The inert nature of the carbonated rock and the fact that the ICS process needs only familiar plant and equipment suggest a quite rapid path to its commercialisation and, critically, the potential for worldwide deployment, to the extent where serious inroads into carbon dioxide emissions from coal-fired power stations may be expected within a couple of decades.
Significantly, the ultramafic rocks used in the ICS process tend also to host many important base metals including nickel, chromium, platinum-group metals, copper-gold, and iron. The ICS process would convert many of these metals to more readily recoverable forms, eg iron to magnetite, and nickel and copper to ammines in solution.

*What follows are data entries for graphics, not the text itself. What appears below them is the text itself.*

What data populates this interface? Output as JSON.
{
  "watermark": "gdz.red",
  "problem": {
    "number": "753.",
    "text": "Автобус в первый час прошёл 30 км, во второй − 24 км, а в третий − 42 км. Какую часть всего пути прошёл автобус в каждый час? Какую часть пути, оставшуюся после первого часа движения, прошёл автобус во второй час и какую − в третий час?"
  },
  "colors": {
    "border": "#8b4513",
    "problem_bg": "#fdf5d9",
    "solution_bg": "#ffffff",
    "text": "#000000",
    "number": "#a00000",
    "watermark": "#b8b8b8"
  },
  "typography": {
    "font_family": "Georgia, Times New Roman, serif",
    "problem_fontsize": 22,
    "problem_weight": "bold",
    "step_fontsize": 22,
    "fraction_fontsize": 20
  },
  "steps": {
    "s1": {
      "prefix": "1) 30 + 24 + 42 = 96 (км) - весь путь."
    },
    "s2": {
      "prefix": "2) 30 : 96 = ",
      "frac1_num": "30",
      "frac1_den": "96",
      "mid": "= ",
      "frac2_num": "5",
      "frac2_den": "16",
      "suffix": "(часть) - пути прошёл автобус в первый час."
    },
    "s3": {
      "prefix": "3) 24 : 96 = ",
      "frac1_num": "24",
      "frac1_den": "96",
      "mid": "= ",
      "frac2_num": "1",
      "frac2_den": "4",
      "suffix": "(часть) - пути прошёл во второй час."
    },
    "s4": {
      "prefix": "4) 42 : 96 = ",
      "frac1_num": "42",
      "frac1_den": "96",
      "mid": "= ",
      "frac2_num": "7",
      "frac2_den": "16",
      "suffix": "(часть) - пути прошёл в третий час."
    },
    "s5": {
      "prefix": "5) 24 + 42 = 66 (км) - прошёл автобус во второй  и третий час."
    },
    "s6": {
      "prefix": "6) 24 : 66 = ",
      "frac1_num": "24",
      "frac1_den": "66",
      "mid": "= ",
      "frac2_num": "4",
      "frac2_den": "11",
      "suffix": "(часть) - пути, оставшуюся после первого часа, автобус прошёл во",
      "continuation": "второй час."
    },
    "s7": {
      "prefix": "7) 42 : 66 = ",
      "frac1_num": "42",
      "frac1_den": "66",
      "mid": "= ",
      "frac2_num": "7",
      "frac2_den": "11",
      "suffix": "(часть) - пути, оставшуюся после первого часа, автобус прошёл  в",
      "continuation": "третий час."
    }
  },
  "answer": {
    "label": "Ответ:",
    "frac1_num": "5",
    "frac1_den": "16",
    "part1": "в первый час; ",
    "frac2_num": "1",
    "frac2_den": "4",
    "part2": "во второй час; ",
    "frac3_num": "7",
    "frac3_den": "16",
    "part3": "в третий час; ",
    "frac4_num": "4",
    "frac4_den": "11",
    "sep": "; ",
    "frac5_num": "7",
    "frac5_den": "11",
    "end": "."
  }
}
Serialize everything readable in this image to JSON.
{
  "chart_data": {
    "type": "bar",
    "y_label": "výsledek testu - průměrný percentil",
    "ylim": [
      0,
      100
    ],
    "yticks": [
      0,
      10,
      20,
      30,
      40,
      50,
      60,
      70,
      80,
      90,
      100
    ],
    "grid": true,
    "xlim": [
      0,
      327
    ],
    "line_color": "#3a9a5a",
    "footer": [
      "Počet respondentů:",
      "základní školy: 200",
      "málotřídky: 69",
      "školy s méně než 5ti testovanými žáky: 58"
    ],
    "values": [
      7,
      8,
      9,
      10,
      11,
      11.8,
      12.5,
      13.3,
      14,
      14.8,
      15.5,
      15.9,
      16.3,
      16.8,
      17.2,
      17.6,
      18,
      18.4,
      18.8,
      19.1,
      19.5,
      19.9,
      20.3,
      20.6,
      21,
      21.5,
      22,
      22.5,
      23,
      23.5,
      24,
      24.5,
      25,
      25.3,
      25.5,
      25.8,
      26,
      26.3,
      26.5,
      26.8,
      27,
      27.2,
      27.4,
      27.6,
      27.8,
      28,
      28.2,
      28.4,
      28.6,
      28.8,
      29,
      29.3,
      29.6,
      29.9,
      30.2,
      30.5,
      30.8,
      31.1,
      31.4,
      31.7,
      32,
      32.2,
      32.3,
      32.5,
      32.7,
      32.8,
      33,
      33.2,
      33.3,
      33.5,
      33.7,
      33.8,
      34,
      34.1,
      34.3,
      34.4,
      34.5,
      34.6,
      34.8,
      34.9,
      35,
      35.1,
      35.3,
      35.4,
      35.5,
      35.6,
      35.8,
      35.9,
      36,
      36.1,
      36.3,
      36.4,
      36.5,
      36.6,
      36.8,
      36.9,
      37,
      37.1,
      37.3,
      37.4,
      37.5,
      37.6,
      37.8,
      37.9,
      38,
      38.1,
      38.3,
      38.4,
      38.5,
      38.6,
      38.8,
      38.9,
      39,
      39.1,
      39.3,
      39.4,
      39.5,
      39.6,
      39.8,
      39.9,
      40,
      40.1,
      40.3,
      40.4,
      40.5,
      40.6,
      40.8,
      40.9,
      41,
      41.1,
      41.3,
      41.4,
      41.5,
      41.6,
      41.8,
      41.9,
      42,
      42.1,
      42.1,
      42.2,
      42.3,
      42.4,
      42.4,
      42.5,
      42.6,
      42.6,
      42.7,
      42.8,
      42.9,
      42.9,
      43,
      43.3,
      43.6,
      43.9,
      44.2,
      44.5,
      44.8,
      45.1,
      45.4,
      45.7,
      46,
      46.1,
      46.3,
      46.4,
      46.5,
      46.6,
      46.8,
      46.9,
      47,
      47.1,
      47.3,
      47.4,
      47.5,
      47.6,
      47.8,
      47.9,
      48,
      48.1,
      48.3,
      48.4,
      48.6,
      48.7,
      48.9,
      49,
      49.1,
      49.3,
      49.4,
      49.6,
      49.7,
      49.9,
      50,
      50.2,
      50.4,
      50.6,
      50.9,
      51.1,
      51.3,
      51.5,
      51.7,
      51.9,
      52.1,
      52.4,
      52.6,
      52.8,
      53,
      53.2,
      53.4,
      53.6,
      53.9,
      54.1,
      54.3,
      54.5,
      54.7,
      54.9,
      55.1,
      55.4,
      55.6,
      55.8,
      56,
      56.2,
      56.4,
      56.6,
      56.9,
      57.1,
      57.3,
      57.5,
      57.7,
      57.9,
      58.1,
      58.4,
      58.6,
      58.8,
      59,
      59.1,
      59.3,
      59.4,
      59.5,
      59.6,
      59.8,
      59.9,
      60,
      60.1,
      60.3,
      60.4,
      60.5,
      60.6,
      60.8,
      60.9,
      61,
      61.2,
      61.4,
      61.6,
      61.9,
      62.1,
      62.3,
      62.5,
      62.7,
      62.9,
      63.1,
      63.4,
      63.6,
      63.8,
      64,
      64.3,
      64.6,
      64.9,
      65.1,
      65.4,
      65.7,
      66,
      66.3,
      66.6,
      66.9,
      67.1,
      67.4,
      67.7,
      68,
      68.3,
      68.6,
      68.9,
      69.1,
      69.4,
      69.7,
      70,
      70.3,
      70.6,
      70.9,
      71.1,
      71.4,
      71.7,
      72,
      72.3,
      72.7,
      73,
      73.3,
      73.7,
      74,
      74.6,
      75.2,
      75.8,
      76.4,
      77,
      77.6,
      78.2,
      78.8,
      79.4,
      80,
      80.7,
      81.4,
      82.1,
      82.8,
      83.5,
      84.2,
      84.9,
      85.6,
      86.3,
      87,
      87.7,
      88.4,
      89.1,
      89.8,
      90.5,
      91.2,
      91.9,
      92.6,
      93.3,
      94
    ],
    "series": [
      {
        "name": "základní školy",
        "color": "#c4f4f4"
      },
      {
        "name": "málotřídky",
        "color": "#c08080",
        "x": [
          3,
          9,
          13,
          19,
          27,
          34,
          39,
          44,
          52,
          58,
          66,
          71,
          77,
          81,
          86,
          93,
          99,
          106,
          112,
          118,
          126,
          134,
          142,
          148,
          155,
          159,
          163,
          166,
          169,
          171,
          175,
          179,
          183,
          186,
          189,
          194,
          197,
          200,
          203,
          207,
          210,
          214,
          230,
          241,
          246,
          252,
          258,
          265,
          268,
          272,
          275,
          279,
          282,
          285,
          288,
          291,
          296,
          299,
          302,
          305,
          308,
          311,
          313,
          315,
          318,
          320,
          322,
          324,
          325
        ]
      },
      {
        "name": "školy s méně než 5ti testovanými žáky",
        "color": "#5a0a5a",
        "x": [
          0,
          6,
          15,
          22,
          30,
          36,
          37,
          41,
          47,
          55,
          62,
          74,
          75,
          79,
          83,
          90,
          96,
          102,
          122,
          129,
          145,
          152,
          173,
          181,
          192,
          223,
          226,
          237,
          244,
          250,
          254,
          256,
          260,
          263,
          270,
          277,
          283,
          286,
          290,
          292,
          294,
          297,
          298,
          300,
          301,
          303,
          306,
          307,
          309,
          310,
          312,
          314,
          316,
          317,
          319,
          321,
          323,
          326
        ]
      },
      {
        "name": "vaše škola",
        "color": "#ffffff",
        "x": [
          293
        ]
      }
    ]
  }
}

Their heavy metal content leads to a common surface indicator for ultramafic rocks: natural vegetation communities hosted in soils formed on them tend to be impoverished, trees tend to be few and stunted even in high rainfall areas, while grasses and other plants are hardy and slow-growing. Such areas are well described by the term ‘serpentine barrens’. It follows that the recovery of these metals will yield, as a further bonus, more productive soils – as a side effect of emplacement of the carbonated product of the ICS process.
The potential revenue from the recovery of such metals as byproducts could offset partially, and at times fully, the cost of carbon capture and storage. By way of example, a typical serpentinite may contain 10 per cent magnetite and 0.2 per cent nickel-equivalent (including cobalt). Since to capture one tonne of carbon dioxide it takes three tonnes of serpentinite, with reasonable assumptions for recoveries we can assume byproduct production of 250 kg of magnetite and 4 kg of nickel per tonne of carbon dioxide captured, which at US$40/tonne and US$10/kilogram respectively, should yield gross revenues of US$50/tonne of carbon dioxide captured, ie, a sum sufficient to offset fully, the cost of capturing and storing that quantity of CO2. While the additional costs involved in recovering these byproducts in marketable form would need to be included in any particular total project cost structure, these numbers do indicate the significance of likely base-metal credits. They promise to have a major, positive impact on the economics of the first wave of installations of the ICS process, when such revenues would be needed most.